The bill should also clarify that the new entity has authority sufficient to investigate instances of prosecutorial misconduct at Justice, such as whether the close personal ties between former Massachusetts governor Deval Patrick and President Obama caused a delay in the federal criminal investigation of the implementation of Obamacare in Massachusetts. Investigations spurred by similar, if arguably less egregious, facts began about a year earlier in Oregon and Maryland. In Massachusetts, however, the Justice Department and HHS inspector general Levinson waited until just days after Patrick left office to commence their work—a fact pattern that simply does not pass the smell test.
Finally, the statute should be clear that the new inspector general should be more than just a financial watchdog. As Obamacare bloated, HHS rejected its early inclination to destroy personal records after each enrollment season because it decided to use those data in studies to make the case for its agenda; thousands of unmonitored researchers and advocates inside and outside of HHS now use the MIDAS data base to thwart reform of Obamacare. Those of us who have used healthcare.gov never consented to this hijacking of our personal data, but the HHS Inspector General has said and done nothing about these Privacy Act violations. Moreover, the HHS Inspector General has failed to conduct audits or studies that would evaluate any aspect of Obamacare’s implementation in a serious way.
President Obama has reneged on his campaign promises about increasing government transparency—the truth is that he has moved us backwards.
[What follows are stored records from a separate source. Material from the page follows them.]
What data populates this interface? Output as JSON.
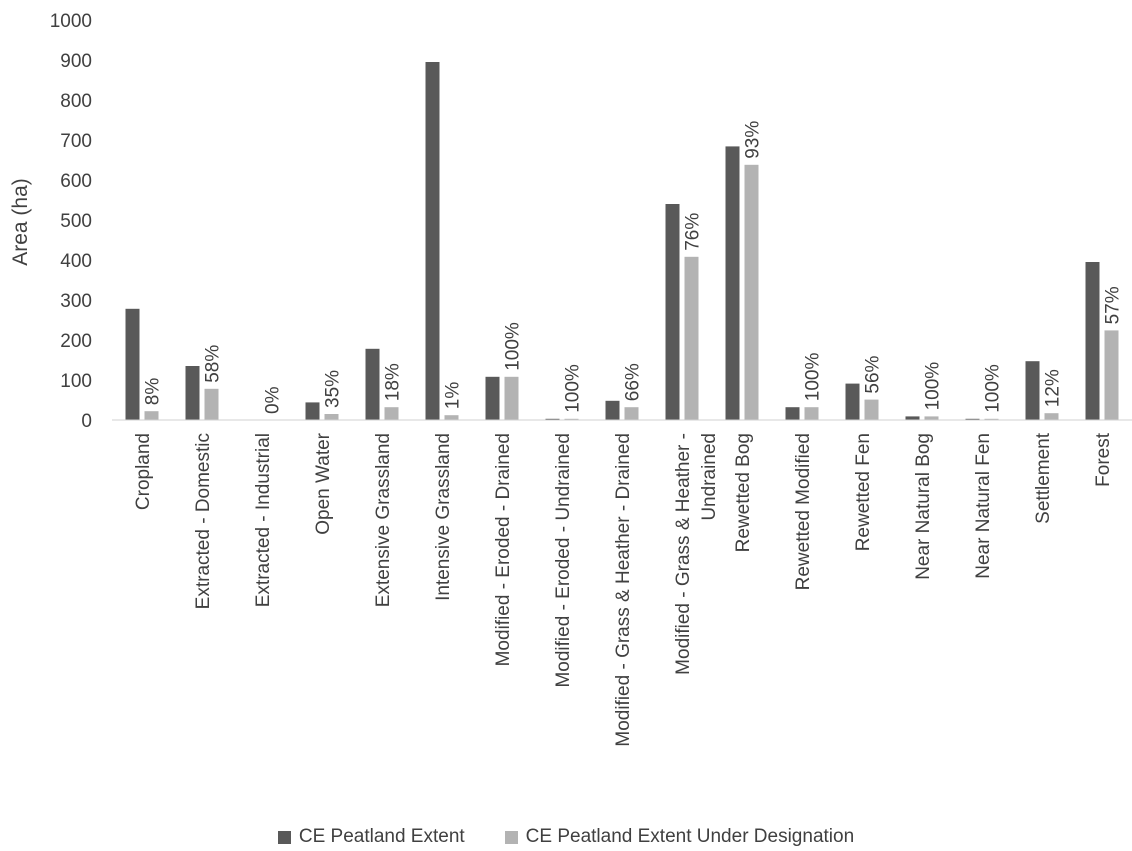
{
  "chart_data": {
    "type": "bar",
    "ylabel": "Area (ha)",
    "ylim": [
      0,
      1000
    ],
    "yticks": [
      "0",
      "100",
      "200",
      "300",
      "400",
      "500",
      "600",
      "700",
      "800",
      "900",
      "1000"
    ],
    "categories": [
      [
        "Cropland"
      ],
      [
        "Extracted - Domestic"
      ],
      [
        "Extracted - Industrial"
      ],
      [
        "Open Water"
      ],
      [
        "Extensive Grassland"
      ],
      [
        "Intensive Grassland"
      ],
      [
        "Modified - Eroded - Drained"
      ],
      [
        "Modified - Eroded - Undrained"
      ],
      [
        "Modified - Grass & Heather - Drained"
      ],
      [
        "Modified - Grass & Heather -",
        "Undrained"
      ],
      [
        "Rewetted Bog"
      ],
      [
        "Rewetted Modified"
      ],
      [
        "Rewetted Fen"
      ],
      [
        "Near Natural Bog"
      ],
      [
        "Near Natural Fen"
      ],
      [
        "Settlement"
      ],
      [
        "Forest"
      ]
    ],
    "series": [
      {
        "name": "CE Peatland Extent",
        "color": "#595959",
        "values": [
          278,
          135,
          0,
          44,
          178,
          895,
          108,
          3,
          48,
          540,
          684,
          32,
          91,
          9,
          3,
          147,
          395
        ]
      },
      {
        "name": "CE Peatland Extent Under Designation",
        "color": "#b3b3b3",
        "values": [
          22,
          78,
          0,
          15,
          32,
          12,
          108,
          3,
          32,
          408,
          638,
          32,
          51,
          9,
          3,
          17,
          224
        ]
      }
    ],
    "data_labels": [
      "8%",
      "58%",
      "0%",
      "35%",
      "18%",
      "1%",
      "100%",
      "100%",
      "66%",
      "76%",
      "93%",
      "100%",
      "56%",
      "100%",
      "100%",
      "12%",
      "57%"
    ],
    "grid": false,
    "legend": "bottom"
  }
}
For Obamacare to survive in anything near its current incarnation, its supporters need to withhold information to prevent its opponents from making their case. If we are to have a full and fair debate about the future of health care in America, we need a fully empowered inspector general to have access to those facts. Senator Roberts and Congressman Roskam have offered an important first step in that direction.
Michael Astrue is a former HHS general counsel and commissioner of social security.